The American Psychological Association reports children between the ages of 8 and 17 have many stressors and physical symptoms, much of which goes unnoticed by parents. As stress compounds, it becomes chronic and may contribute to psychological problems and physical conditions.
Allison Ventura, PhD, an assistant professor of psychiatry at the UF College of Medicine – Jacksonville, sought to address this growing issue through implementation of mindfulness-based interventions in schools. Leon L. Haley Jr., MD, MHSA, dean of the College of Medicine – Jacksonville and CEO of UF Health Jacksonville, selected Ventura’s project for submission to the 2018-2019 grant program by the college and the Jessie Ball DuPont Fund.

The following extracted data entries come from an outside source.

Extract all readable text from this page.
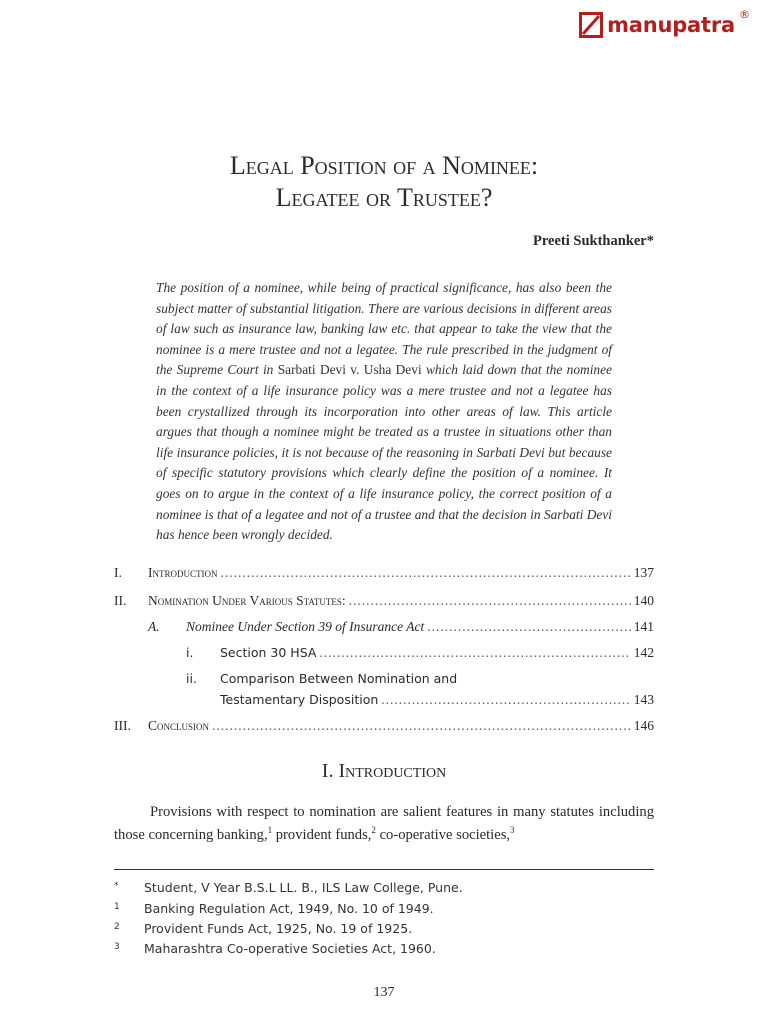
manupatra ®
Legal Position of a Nominee:
Legatee or Trustee?
Preeti Sukthanker*
The position of a nominee, while being of practical significance, has also been the subject matter of substantial litigation. There are various decisions in different areas of law such as insurance law, banking law etc. that appear to take the view that the nominee is a mere trustee and not a legatee. The rule prescribed in the judgment of the Supreme Court in Sarbati Devi v. Usha Devi which laid down that the nominee in the context of a life insurance policy was a mere trustee and not a legatee has been crystallized through its incorporation into other areas of law. This article argues that though a nominee might be treated as a trustee in situations other than life insurance policies, it is not because of the reasoning in Sarbati Devi but because of specific statutory provisions which clearly define the position of a nominee. It goes on to argue in the context of a life insurance policy, the correct position of a nominee is that of a legatee and not of a trustee and that the decision in Sarbati Devi has hence been wrongly decided.
I. Introduction .....	137
II. Nomination Under Various Statutes: .....	140
A. Nominee Under Section 39 of Insurance Act .....	141
i. Section 30 HSA .....	142
ii. Comparison Between Nomination and
Testamentary Disposition .....	143
III. Conclusion .....	146
I. Introduction
Provisions with respect to nomination are salient features in many statutes including those concerning banking,$^1$ provident funds,$^2$ co-operative societies,$^3$
* Student, V Year B.S.L LL. B., ILS Law College, Pune.
1 Banking Regulation Act, 1949, No. 10 of 1949.
2 Provident Funds Act, 1925, No. 19 of 1925.
3 Maharashtra Co-operative Societies Act, 1960.
137
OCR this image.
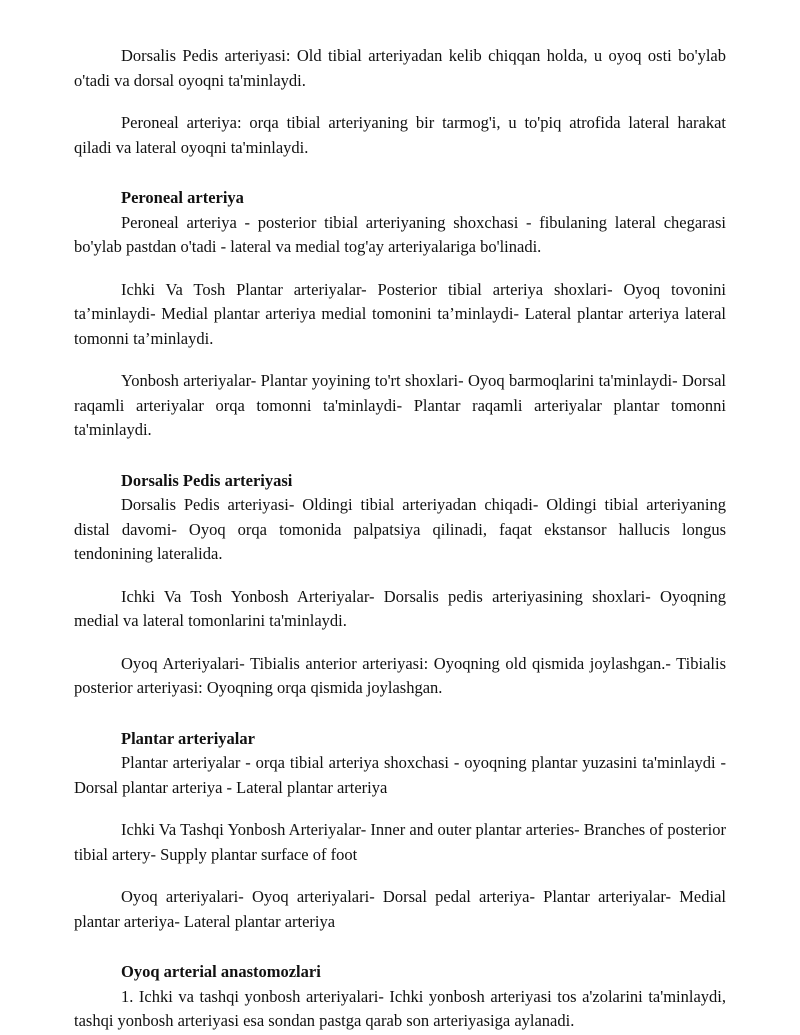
Dorsalis Pedis arteriyasi: Old tibial arteriyadan kelib chiqqan holda, u oyoq osti bo'ylab o'tadi va dorsal oyoqni ta'minlaydi.

Peroneal arteriya: orqa tibial arteriyaning bir tarmog'i, u to'piq atrofida lateral harakat qiladi va lateral oyoqni ta'minlaydi.

Peroneal arteriya

Peroneal arteriya - posterior tibial arteriyaning shoxchasi - fibulaning lateral chegarasi bo'ylab pastdan o'tadi - lateral va medial tog'ay arteriyalariga bo'linadi.

Ichki Va Tosh Plantar arteriyalar- Posterior tibial arteriya shoxlari- Oyoq tovonini ta’minlaydi- Medial plantar arteriya medial tomonini ta’minlaydi- Lateral plantar arteriya lateral tomonni ta’minlaydi.

Yonbosh arteriyalar- Plantar yoyining to'rt shoxlari- Oyoq barmoqlarini ta'minlaydi- Dorsal raqamli arteriyalar orqa tomonni ta'minlaydi- Plantar raqamli arteriyalar plantar tomonni ta'minlaydi.

Dorsalis Pedis arteriyasi

Dorsalis Pedis arteriyasi- Oldingi tibial arteriyadan chiqadi- Oldingi tibial arteriyaning distal davomi- Oyoq orqa tomonida palpatsiya qilinadi, faqat ekstansor hallucis longus tendonining lateralida.

Ichki Va Tosh Yonbosh Arteriyalar- Dorsalis pedis arteriyasining shoxlari- Oyoqning medial va lateral tomonlarini ta'minlaydi.

Oyoq Arteriyalari- Tibialis anterior arteriyasi: Oyoqning old qismida joylashgan.- Tibialis posterior arteriyasi: Oyoqning orqa qismida joylashgan.

Plantar arteriyalar

Plantar arteriyalar - orqa tibial arteriya shoxchasi - oyoqning plantar yuzasini ta'minlaydi - Dorsal plantar arteriya - Lateral plantar arteriya

Ichki Va Tashqi Yonbosh Arteriyalar- Inner and outer plantar arteries- Branches of posterior tibial artery- Supply plantar surface of foot

Oyoq arteriyalari- Oyoq arteriyalari- Dorsal pedal arteriya- Plantar arteriyalar- Medial plantar arteriya- Lateral plantar arteriya

Oyoq arterial anastomozlari

1. Ichki va tashqi yonbosh arteriyalari- Ichki yonbosh arteriyasi tos a'zolarini ta'minlaydi, tashqi yonbosh arteriyasi esa sondan pastga qarab son arteriyasiga aylanadi.
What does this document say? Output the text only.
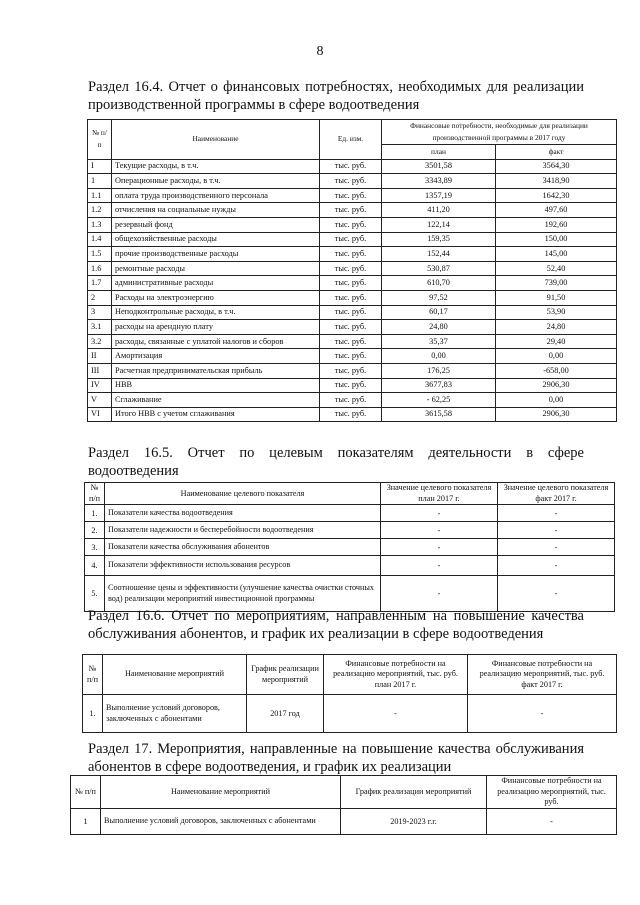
8
Раздел 16.4. Отчет о финансовых потребностях, необходимых для реализации производственной программы в сфере водоотведения
№ п/п	Наименование	Ед. изм.	Финансовые потребности, необходимые для реализации производственной программы в 2017 году	
			план	факт
I	Текущие расходы, в т.ч.	тыс. руб.	3501,58	3564,30
1	Операционные расходы, в т.ч.	тыс. руб.	3343,89	3418,90
1.1	оплата труда производственного персонала	тыс. руб.	1357,19	1642,30
1.2	отчисления на социальные нужды	тыс. руб.	411,20	497,60
1.3	резервный фонд	тыс. руб.	122,14	192,60
1.4	общехозяйственные расходы	тыс. руб.	159,35	150,00
1.5	прочие производственные расходы	тыс. руб.	152,44	145,00
1.6	ремонтные расходы	тыс. руб.	530,87	52,40
1.7	административные расходы	тыс. руб.	610,70	739,00
2	Расходы на электроэнергию	тыс. руб.	97,52	91,50
3	Неподконтрольные расходы, в т.ч.	тыс. руб.	60,17	53,90
3.1	расходы на арендную плату	тыс. руб.	24,80	24,80
3.2	расходы, связанные с уплатой налогов и сборов	тыс. руб.	35,37	29,40
II	Амортизация	тыс. руб.	0,00	0,00
III	Расчетная предпринимательская прибыль	тыс. руб.	176,25	-658,00
IV	НВВ	тыс. руб.	3677,83	2906,30
V	Сглаживание	тыс. руб.	- 62,25	0,00
VI	Итого НВВ с учетом сглаживания	тыс. руб.	3615,58	2906,30
Раздел 16.5. Отчет по целевым показателям деятельности в сфере водоотведения
№ п/п	Наименование целевого показателя	Значение целевого показателя план 2017 г.	Значение целевого показателя факт 2017 г.
1.	Показатели качества водоотведения	-	-
2.	Показатели надежности и бесперебойности водоотведения	-	-
3.	Показатели качества обслуживания абонентов	-	-
4.	Показатели эффективности использования ресурсов	-	-
5.	Соотношение цены и эффективности (улучшение качества очистки сточных вод) реализации мероприятий инвестиционной программы	-	-
Раздел 16.6. Отчет по мероприятиям, направленным на повышение качества обслуживания абонентов, и график их реализации в сфере водоотведения
№ п/п	Наименование мероприятий	График реализации мероприятий	Финансовые потребности на реализацию мероприятий, тыс. руб. план 2017 г.	Финансовые потребности на реализацию мероприятий, тыс. руб. факт 2017 г.
1.	Выполнение условий договоров, заключенных с абонентами	2017 год	-	-
Раздел 17. Мероприятия, направленные на повышение качества обслуживания абонентов в сфере водоотведения, и график их реализации
№ п/п	Наименование мероприятий	График реализации мероприятий	Финансовые потребности на реализацию мероприятий, тыс. руб.
1	Выполнение условий договоров, заключенных с абонентами	2019-2023 г.г.	-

After receiving the necessary funding, Ventura partnered with Holiday Hill Elementary School, located in Jacksonville, to institute a mindfulness curriculum that supports students and staff alike. Holiday Hill was chosen because of the small and diverse population of students it serves through its Gifted and Academically Talented Magnet Program and the PRIDE Academy for students with emotional and behavioral challenges.
Ventura analyzed available curriculum with proven, evidence-based results and chose to use the program MindUP. Based firmly in neuroscience, MindUP gives children the knowledge and tools they need to manage stress, regulate emotions and face today’s challenges with compassion, optimism and resilience.